Rarden tentou rir, mas seu tronco ainda doía com movimentos bruscos.
Botrovin tinha chegado ao ápice de mais uma piada naquela manhã. Lyn ria de todas, sem exceção, mesmo aquelas que Rarden não achava graça, mas acabava rindo por achar divertida a risada do amigo mais novo.
As últimas duas semanas foram repetições das mesmas cenas. Rarden se recuperava dos graves ferimentos que sofreu em sua última visita a Vila de Alto Mar.
Foi um milagre, sua mãe não cansava de falar.
Mesmo os mais céticos da aldeia concordaram. Rarden teve duas espadas transpassadas no corpo e todos acharam que ele estava morto, até que o jovem acordou no barco.
Dias depois ele já era capaz de conversar, mesmo com dificuldade para respirar.
Dento comentou que nunca viu nada parecido. Nem mesmo os mais fortes soldados resistiram a golpes fatais como aqueles. Já Truto relembrou de um antigo rei ao norte que teve uma dúzia de flechas penetradas no tronco e ainda assim ele permaneceu de pé no campo de batalha.
O rei Dalvan ainda viveu por mais cento e trinta anos após essa batalha, completou Truto no dia em que contou a história, mas ninguém acreditou que um ser humano teria vivido por tanto tempo, com ou sem flechadas.

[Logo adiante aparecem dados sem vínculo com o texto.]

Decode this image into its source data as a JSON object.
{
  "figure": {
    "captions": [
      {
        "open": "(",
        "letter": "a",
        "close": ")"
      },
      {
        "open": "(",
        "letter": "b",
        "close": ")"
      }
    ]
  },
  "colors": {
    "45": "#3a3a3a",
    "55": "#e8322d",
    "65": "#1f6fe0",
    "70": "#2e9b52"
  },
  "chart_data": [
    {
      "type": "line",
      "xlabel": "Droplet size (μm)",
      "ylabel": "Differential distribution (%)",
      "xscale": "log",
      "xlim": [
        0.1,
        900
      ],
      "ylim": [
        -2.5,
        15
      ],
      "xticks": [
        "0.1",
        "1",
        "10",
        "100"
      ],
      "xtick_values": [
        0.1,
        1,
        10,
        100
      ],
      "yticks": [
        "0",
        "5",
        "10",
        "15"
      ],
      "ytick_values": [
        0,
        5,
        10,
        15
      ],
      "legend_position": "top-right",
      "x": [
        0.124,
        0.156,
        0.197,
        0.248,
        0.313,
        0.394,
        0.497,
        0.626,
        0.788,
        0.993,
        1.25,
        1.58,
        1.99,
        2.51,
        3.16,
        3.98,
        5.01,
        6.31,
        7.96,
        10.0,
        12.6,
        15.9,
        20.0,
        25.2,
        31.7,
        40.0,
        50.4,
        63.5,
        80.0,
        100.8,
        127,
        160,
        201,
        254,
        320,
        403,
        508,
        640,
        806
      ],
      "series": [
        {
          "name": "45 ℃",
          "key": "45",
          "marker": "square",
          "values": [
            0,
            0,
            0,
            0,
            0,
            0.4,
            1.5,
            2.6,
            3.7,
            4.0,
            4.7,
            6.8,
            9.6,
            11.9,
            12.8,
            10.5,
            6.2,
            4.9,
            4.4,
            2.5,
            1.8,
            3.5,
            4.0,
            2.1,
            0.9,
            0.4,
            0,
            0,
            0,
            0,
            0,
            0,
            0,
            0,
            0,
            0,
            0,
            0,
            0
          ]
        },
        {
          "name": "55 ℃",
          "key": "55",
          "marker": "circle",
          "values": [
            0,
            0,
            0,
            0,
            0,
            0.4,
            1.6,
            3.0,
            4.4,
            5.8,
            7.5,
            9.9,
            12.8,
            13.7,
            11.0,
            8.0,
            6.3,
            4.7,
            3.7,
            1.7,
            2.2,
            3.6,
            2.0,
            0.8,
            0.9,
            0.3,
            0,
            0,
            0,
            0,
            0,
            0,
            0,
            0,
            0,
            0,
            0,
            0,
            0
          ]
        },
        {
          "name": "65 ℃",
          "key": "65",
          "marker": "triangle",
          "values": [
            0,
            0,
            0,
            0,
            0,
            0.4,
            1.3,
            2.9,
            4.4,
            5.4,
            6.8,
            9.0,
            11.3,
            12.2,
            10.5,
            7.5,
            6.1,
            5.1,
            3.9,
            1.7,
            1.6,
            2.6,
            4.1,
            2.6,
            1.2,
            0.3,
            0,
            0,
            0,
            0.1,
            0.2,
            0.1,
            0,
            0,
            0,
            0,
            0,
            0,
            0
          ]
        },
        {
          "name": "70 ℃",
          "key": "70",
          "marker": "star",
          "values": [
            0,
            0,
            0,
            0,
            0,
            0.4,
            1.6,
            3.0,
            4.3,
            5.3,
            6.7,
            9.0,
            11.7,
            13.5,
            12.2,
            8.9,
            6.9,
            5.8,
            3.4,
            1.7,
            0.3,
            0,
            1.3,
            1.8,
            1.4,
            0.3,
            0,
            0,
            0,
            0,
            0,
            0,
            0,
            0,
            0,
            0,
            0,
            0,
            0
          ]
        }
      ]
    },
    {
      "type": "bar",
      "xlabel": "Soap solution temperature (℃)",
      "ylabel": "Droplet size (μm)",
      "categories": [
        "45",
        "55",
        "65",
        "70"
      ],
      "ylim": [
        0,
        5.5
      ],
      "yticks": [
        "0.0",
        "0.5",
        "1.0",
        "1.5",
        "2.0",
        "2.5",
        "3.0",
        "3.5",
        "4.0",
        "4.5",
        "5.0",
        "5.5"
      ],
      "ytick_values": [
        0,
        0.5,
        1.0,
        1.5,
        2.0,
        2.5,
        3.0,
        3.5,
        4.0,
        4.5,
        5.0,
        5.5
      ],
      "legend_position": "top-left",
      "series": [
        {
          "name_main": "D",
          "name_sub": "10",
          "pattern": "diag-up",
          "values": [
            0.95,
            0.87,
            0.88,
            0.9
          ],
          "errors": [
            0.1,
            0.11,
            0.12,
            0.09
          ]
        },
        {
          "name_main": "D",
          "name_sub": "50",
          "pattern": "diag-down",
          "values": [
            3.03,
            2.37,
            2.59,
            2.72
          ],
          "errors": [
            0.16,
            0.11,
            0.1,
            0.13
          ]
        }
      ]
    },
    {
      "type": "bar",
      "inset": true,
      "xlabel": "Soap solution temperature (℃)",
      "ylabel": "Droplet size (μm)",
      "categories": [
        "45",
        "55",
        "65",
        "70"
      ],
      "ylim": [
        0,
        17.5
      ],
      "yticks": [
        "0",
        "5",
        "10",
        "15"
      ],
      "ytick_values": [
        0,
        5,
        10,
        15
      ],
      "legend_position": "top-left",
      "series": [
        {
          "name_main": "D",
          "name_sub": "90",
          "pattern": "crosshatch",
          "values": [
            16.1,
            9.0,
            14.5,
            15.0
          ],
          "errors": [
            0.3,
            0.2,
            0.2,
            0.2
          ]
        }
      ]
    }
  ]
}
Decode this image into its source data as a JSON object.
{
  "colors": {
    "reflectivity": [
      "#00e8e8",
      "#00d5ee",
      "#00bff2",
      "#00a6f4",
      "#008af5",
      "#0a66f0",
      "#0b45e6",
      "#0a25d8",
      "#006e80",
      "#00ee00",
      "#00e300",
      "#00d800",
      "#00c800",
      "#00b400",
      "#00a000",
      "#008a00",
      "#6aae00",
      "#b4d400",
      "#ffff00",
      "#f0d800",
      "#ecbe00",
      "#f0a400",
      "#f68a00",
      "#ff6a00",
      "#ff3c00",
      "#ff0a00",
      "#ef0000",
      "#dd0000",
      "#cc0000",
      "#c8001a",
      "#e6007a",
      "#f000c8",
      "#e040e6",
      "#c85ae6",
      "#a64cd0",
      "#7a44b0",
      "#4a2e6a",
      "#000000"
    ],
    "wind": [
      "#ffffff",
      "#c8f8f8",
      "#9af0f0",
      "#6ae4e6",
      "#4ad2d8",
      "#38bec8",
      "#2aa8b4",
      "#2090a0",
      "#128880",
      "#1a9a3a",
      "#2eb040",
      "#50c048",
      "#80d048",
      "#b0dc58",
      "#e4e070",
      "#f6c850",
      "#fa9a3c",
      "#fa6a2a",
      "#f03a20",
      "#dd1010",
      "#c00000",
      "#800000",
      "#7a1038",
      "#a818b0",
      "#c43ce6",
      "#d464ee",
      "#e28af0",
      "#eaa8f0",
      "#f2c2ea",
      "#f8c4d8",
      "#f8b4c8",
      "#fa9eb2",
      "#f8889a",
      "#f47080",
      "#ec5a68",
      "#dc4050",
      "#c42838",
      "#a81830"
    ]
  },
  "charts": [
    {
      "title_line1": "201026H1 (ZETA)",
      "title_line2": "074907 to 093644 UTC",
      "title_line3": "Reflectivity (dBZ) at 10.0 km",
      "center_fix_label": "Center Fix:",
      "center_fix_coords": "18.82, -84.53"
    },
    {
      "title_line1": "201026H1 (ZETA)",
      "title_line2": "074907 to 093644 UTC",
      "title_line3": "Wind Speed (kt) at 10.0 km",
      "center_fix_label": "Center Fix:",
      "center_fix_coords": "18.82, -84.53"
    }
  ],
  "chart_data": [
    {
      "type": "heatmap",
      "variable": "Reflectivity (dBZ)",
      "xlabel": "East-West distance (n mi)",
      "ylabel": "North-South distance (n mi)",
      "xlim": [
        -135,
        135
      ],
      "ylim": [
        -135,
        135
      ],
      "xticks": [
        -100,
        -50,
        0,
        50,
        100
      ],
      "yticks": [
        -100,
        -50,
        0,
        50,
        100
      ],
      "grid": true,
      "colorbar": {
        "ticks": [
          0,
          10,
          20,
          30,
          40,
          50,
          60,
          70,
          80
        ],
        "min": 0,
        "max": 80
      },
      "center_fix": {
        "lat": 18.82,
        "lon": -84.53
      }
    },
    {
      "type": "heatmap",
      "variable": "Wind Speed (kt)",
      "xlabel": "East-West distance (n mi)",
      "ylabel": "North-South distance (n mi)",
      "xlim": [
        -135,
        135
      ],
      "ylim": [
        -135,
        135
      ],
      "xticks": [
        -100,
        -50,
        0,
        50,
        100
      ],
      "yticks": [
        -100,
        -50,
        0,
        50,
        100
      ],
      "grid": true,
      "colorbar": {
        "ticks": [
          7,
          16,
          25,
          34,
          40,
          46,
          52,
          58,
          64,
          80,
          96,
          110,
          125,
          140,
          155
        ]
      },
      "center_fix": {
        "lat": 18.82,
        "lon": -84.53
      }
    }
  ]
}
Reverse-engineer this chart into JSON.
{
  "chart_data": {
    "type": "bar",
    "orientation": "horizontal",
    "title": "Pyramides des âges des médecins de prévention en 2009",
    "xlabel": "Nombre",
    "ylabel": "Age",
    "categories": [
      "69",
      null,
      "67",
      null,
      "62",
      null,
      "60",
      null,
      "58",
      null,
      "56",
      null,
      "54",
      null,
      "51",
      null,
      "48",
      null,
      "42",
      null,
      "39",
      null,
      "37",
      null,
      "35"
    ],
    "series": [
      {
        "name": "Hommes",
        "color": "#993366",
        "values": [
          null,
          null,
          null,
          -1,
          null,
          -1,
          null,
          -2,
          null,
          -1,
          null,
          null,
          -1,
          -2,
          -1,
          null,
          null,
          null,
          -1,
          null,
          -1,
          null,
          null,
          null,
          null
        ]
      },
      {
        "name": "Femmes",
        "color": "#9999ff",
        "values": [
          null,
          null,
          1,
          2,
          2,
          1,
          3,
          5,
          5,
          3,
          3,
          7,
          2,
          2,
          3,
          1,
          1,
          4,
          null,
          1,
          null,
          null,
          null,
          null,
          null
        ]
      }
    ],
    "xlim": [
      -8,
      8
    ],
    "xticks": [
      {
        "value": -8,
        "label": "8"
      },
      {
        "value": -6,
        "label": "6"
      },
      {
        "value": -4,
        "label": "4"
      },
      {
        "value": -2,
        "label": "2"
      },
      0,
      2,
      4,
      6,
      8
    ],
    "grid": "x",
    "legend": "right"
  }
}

- Eu já disse, essa foi a última história - esclareceu Botrovin para Lyn, que protestava querendo ouvir mais uma piada.
- Conte aquela das botas na lama - pediu Lyn.
Botrovin negou com a cabeça.
- Se eu contar todas as minhas histórias hoje, amanhã não terei o que contar.
Lyn fungou, insatisfeito.
- Então chamarei o senhor Roggrer para contar uma história. As histórias dele são melhores que as suas.
Botrovin sorriu, dando de ombros.
- Pode tentar, mas o senhor Roggrer não está muito disposto a conversar nos últimos dias. Duvido que ele queira nos contar alguma história.
O jovem tinha razão, Rarden pensou.
O senhor Roggrer estava calado, não só com os garotos. Ele mal conversou com qualquer um da aldeia nos últimos dias.
Rarden chegou a notar o velho fitando-o uma ou duas vezes, mas sempre que o jovem retribuía-lhe o olhar, o velho desviava seus olhos.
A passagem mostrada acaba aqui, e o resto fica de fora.